5️⃣ Connect and Push

git remote add origin https://github.com/YOUR_USERNAME/YOUR_REPO_NAME.git
git branch -M main
git push -u origin main

Now your FastAPI and OpenAI LLM API project is safely backed up and ready to showcase in your portfolio or share with clients.

 


Official Documentation to Build LLM API with FastAPI and OpenAI

When you build LLM API with FastAPI and OpenAI, relying on official documentation ensures your implementation follows best practices, stays secure, and remains production-ready. Be sure to reference the
FastAPI documentation
for framework guidance, the
OpenAI API documentation
for model integration, the
Pydantic documentation
for request validation, and the
Uvicorn ASGI server documentation
for running your application in development and production environments.

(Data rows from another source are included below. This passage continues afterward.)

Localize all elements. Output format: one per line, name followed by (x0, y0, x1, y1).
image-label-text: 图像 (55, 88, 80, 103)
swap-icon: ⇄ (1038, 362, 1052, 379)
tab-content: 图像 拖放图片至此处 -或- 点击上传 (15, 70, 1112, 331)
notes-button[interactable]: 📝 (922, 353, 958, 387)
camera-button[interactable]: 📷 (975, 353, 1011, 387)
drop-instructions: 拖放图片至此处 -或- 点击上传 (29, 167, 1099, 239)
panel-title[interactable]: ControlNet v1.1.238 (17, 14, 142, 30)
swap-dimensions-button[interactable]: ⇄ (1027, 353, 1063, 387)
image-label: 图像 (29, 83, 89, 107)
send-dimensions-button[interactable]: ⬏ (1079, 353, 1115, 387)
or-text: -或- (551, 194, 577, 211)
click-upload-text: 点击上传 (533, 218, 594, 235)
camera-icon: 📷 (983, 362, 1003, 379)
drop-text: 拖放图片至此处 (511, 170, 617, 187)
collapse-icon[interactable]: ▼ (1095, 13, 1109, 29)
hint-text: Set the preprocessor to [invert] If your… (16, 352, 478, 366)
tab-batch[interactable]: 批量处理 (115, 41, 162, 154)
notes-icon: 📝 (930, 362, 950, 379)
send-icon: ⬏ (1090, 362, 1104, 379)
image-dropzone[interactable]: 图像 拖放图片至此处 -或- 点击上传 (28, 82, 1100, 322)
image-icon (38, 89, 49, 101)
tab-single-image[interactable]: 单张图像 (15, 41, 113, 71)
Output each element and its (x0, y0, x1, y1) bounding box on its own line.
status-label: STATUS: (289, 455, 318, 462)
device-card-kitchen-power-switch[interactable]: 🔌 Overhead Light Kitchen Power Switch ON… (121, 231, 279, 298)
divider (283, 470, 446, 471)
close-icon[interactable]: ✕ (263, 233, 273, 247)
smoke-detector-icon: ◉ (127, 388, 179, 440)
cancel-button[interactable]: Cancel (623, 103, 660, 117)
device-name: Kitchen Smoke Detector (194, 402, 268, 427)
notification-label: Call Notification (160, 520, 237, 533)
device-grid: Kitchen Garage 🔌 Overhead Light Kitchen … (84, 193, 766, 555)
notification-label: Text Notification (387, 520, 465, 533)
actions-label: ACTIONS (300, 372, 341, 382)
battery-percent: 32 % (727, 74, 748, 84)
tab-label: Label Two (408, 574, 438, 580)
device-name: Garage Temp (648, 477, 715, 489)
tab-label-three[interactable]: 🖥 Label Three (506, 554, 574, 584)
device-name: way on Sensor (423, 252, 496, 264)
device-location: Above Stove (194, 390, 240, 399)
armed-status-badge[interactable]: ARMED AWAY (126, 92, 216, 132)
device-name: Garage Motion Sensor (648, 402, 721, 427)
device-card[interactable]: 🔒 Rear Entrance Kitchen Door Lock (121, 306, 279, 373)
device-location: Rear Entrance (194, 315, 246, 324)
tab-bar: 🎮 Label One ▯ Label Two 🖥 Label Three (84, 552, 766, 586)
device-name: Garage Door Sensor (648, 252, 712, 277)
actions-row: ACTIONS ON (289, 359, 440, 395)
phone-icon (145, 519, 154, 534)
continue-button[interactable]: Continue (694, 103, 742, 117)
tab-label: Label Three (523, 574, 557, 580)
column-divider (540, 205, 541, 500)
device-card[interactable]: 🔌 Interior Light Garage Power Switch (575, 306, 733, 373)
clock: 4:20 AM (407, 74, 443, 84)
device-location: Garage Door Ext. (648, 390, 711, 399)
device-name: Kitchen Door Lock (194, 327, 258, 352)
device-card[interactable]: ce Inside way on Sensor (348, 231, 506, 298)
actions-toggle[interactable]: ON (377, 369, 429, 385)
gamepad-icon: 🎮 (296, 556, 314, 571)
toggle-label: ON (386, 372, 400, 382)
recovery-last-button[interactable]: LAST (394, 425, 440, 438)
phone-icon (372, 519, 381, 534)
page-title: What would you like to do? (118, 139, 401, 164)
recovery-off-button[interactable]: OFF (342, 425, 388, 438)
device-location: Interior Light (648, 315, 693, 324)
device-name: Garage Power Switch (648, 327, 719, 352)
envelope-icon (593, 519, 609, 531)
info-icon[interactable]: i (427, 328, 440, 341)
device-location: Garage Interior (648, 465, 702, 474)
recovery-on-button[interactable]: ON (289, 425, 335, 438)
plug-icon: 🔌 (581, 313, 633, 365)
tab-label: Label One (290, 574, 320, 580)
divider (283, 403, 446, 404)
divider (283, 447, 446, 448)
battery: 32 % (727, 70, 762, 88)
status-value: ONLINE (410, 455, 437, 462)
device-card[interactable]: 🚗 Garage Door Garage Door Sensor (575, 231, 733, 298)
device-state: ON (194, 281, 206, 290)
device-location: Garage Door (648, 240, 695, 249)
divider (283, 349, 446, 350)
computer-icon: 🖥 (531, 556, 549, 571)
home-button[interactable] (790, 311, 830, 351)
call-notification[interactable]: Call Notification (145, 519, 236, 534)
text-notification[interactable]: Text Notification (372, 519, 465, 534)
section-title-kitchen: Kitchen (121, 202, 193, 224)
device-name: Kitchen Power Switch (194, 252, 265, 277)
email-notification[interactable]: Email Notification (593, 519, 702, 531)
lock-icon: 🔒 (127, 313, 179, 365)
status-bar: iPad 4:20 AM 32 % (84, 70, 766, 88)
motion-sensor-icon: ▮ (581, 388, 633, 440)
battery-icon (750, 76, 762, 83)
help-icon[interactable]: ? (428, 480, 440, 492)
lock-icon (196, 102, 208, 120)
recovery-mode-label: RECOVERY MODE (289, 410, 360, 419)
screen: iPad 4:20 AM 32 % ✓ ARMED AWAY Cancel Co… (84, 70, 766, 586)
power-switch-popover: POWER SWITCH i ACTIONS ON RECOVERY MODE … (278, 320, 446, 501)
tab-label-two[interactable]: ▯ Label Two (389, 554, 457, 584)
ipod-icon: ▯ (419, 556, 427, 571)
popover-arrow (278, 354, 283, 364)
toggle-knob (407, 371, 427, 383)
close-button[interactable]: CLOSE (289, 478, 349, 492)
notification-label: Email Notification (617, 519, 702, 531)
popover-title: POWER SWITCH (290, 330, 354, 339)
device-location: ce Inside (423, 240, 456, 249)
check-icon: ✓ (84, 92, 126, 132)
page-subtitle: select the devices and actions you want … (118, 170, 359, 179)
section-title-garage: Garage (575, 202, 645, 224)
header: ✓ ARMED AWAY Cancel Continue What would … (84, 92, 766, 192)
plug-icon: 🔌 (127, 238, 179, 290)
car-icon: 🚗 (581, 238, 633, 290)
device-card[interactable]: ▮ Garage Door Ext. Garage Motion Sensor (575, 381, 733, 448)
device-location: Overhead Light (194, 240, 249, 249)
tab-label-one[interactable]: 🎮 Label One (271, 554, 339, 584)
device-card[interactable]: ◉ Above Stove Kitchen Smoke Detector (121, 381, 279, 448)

If you’re new to backend development, read my guide on Building REST APIs with Python.


✅ Conclusion

With this setup, you have a fully professional LLM API:

  • Async, cached, and ready for multiple clients

  • Flexible input methods (JSON POST + GET query)

  • Health check endpoint for monitoring

  • Interactive documentation and client-ready examples

You’re ready to ship your own AI API or let clients plug in immediately!